You're free to unsubscribe at any time.

Lithuania’s parliament passes ‘Section 28-style’ law to ban homosexuality in schools

Post your comment

Comments on this article are now closed.

Reader comments

  1. Commander Thor 14 Jul 2009, 6:08pm

    This is terrible news :( I had removed Lithuania from my list of countries I won’t visit alive, but I’ll add it again…

  2. Are you planning on visiting countries dead?
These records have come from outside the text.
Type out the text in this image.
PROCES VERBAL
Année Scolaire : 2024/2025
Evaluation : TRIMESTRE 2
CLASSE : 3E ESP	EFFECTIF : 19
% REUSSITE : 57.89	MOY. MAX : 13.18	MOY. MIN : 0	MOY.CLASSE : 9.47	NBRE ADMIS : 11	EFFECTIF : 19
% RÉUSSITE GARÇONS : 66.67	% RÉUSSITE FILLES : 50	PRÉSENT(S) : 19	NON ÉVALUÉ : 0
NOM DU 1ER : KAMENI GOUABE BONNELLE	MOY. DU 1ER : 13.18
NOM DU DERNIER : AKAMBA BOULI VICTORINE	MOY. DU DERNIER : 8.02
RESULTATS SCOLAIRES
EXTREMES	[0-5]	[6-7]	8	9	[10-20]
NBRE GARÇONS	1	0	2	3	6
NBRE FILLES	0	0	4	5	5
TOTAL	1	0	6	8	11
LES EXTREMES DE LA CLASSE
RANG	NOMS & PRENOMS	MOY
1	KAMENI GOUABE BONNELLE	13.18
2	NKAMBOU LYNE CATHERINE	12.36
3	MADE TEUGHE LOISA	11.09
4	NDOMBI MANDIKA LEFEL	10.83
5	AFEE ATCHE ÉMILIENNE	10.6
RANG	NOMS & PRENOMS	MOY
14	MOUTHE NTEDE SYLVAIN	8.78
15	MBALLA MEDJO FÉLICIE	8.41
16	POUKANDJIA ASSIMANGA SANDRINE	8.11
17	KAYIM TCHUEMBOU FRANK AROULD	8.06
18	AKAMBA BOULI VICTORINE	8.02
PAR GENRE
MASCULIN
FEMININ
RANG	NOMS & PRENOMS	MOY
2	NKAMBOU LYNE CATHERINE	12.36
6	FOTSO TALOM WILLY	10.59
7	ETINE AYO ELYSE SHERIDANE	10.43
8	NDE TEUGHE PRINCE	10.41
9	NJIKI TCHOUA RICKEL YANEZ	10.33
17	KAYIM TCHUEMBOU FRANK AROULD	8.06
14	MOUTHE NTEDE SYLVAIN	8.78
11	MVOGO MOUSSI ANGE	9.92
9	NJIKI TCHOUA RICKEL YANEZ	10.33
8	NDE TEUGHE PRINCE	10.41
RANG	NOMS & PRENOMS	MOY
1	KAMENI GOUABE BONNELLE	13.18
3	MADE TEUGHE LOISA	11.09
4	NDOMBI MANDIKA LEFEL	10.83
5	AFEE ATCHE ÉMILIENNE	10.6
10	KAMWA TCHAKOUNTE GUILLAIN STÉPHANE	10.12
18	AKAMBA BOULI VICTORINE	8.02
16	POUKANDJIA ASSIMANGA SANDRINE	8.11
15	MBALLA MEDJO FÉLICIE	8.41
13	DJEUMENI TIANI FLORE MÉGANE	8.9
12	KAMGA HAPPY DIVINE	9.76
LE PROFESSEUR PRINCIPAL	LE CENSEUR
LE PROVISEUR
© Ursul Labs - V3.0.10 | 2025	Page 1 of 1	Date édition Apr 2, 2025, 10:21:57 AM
  3. Har Davids 14 Jul 2009, 7:23pm

    I don’t think we need countries like these in the EU! Apart from the fact that this kind of homophobic behaviour may contravene some EU declarations, there’s also the matter of the it’s stupidity; I’m sure there’s Internet in Lithuania, so if people want information, they’ll get it.

  4. Simon Murphy 14 Jul 2009, 7:47pm

    The EU Commissioner responsible for this is Vladimir Spidla – the EU Commissioner for Employment, Social Affairs and Equal Opportunities. His email address is as follows:

    V.Spidla@ec.europa.eu

    I urge you to write him an email along the lines of:

    “Dear Commissioner Spidla,

    Please confirm that Lithuania is to be immediately dismissed from the European Union and all financial aid to the country stopped. This must happen as a result of their parliament enacting the ‘Law on the Protection of Minors against the Detrimental Effect of Public Information’, which includes “the propaganda of homosexuality [or] bisexuality” as a detrimental factor on young people.
    This law is a clear infringement of freedom of expression and non-discrimination rights which Lithuania agreed to when joining the EU. Their rejection of human rights must result in their suspension from the EU and an immediate cessation of all financial aid.

    Yours sincerely,”

  5. Simon, I’m sure you mean well and I thank you for these e-mail addresses but I’m afraid they don’t even read them because of the aggresive tone you use. Also, there is no such thing as a dismissal from the EU, so what you propose is, in fact, absurd.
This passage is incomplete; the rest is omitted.